Pope Francis should reconsider women’s place in the Catholic Church
Frank Ching believes the reformist Pope Francis will one day lead the church to face up to its unfair exclusion of women as priests
On International Women's Day, on Saturday, the International New York Times carried an editorial that quoted Pope Francis as saying that "women must have a greater presence in the decision-making areas of the church".
This is good news. The pope, who just marked his first anniversary in office, has been a breath of fresh air, with his humility, his openness and his seeming desire for reform. In 12 months, he has transformed the image of the Catholic Church.
Perhaps what was most impressive was his response when asked about homosexuals - "Who am I to judge?" He has also said that children being brought up by single mothers should not be denied baptism.
But, aside from saying that women should play a bigger role, he hasn't done that much for them, seemingly confining them to traditional roles, especially motherhood.
In the early days of the church, priests could marry. Then, the custom was changed and priests had to be celibate. Not only could women not be priests, they could not even be married to priests.
Why this denigration of women? In a word, sex.
Instead of viewing men and women both as children of God, and sex as a normal human activity, the church became obsessed with it.
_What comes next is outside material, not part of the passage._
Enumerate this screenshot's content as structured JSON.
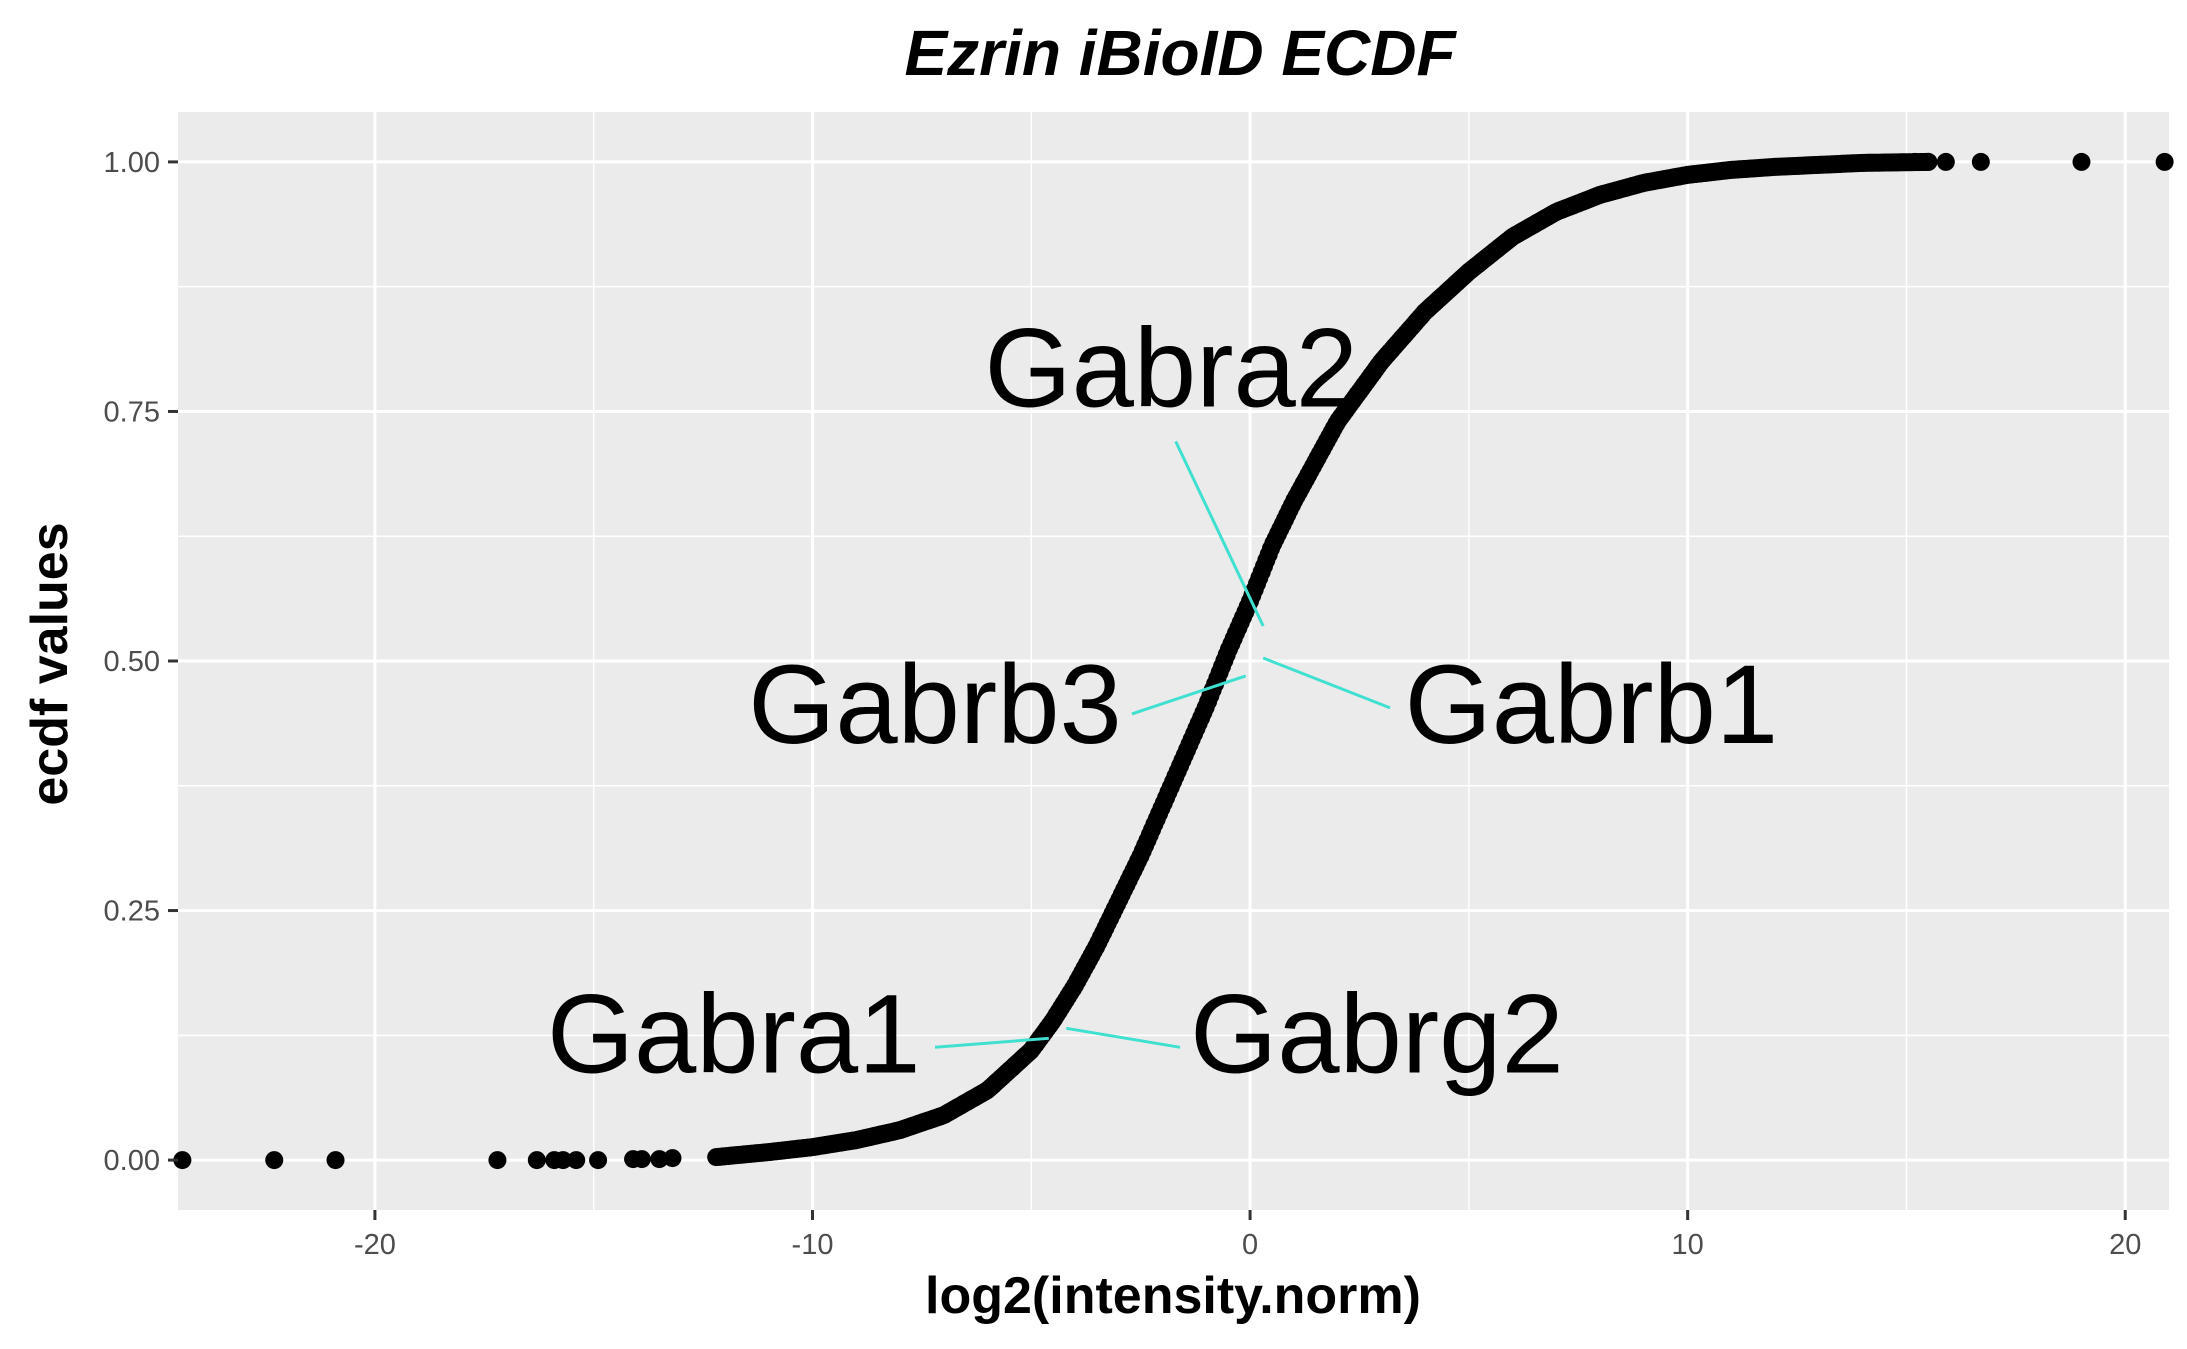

This hang-up resulted in a gradual distancing of the church from society and is reflected in such issues as celibacy, contraception, divorce and women priests.
Pope Francis has been emphatic in saying that women cannot be priests, citing John Paul II. This means they also cannot become bishops, cardinals and, of course, popes. Those roles are reserved for men, and men make decisions in the church.
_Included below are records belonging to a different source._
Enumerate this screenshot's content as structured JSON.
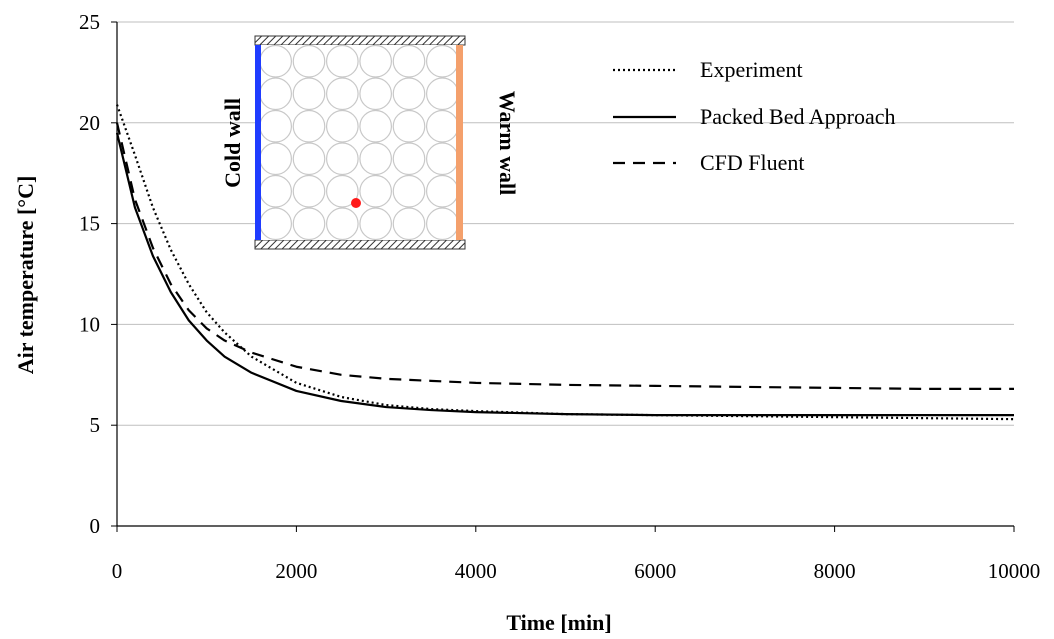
{
  "chart_data": {
    "type": "line",
    "xlabel": "Time [min]",
    "ylabel": "Air temperature [°C]",
    "xlim": [
      0,
      10000
    ],
    "ylim": [
      0,
      25
    ],
    "xticks": [
      "0",
      "2000",
      "4000",
      "6000",
      "8000",
      "10000"
    ],
    "yticks": [
      "0",
      "5",
      "10",
      "15",
      "20",
      "25"
    ],
    "grid": "horizontal",
    "legend_position": "top-right",
    "series": [
      {
        "name": "Experiment",
        "style": "dotted",
        "color": "#000000",
        "x": [
          0,
          200,
          400,
          600,
          800,
          1000,
          1200,
          1500,
          2000,
          2500,
          3000,
          3500,
          4000,
          5000,
          6000,
          7000,
          8000,
          9000,
          10000
        ],
        "y": [
          20.9,
          18.4,
          15.8,
          13.7,
          12.0,
          10.6,
          9.6,
          8.4,
          7.1,
          6.4,
          6.0,
          5.8,
          5.7,
          5.55,
          5.5,
          5.45,
          5.4,
          5.35,
          5.3
        ]
      },
      {
        "name": "Packed Bed Approach",
        "style": "solid",
        "color": "#000000",
        "x": [
          0,
          200,
          400,
          600,
          800,
          1000,
          1200,
          1500,
          2000,
          2500,
          3000,
          3500,
          4000,
          5000,
          6000,
          7000,
          8000,
          9000,
          10000
        ],
        "y": [
          19.5,
          15.8,
          13.4,
          11.6,
          10.2,
          9.2,
          8.4,
          7.6,
          6.7,
          6.2,
          5.9,
          5.75,
          5.65,
          5.55,
          5.5,
          5.5,
          5.5,
          5.5,
          5.5
        ]
      },
      {
        "name": "CFD Fluent",
        "style": "dashed",
        "color": "#000000",
        "x": [
          0,
          200,
          400,
          600,
          800,
          1000,
          1200,
          1500,
          2000,
          2500,
          3000,
          3500,
          4000,
          5000,
          6000,
          7000,
          8000,
          9000,
          10000
        ],
        "y": [
          20.0,
          16.2,
          13.8,
          12.0,
          10.7,
          9.8,
          9.2,
          8.6,
          7.9,
          7.5,
          7.3,
          7.2,
          7.1,
          7.0,
          6.95,
          6.9,
          6.85,
          6.8,
          6.8
        ]
      }
    ],
    "inset": {
      "cold_wall_label": "Cold wall",
      "warm_wall_label": "Warm wall",
      "cold_wall_color": "#1f3cff",
      "warm_wall_color": "#f4a06c",
      "sensor_color": "#ff1a1a",
      "rows": 6,
      "cols": 6
    }
  }
}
It is difficult for the church to change, but it can happen. When I was growing up, Catholics were not allowed to be cremated. But that was bad theology, and the ban was lifted. Similarly, the doctrine of limbo has been abandoned.
The Pontifical Commission on Birth Control, originally established by Pope John XXIII, produced a majority report in 1966 proposing that artificial birth control was not intrinsically evil and that Catholic couples should be allowed to decide on the use of contraceptives. However, a conservative minority prevailed, arguing that the church should not admit that it had been wrong in the past.
The church's position against the ordination of women similarly rests on thin theological ground. Pope John Paul II, in an apostolic letter issued in 1994, pointed out that in the New Testament, Jesus chose 12 men as his apostles from his group of followers.
However, the Sacred Congregation for the Doctrine of the Faith discussed the issue of the ordination of women in 1976 and voted unanimously that the Bible did not settle the issue one way or the other. Besides, what if all the apostles had been left-handed? Would that mean that only left-handed people can be priests?
Pope Francis has properly identified the role of women as a key issue. He will, in time, have to grasp the nettle.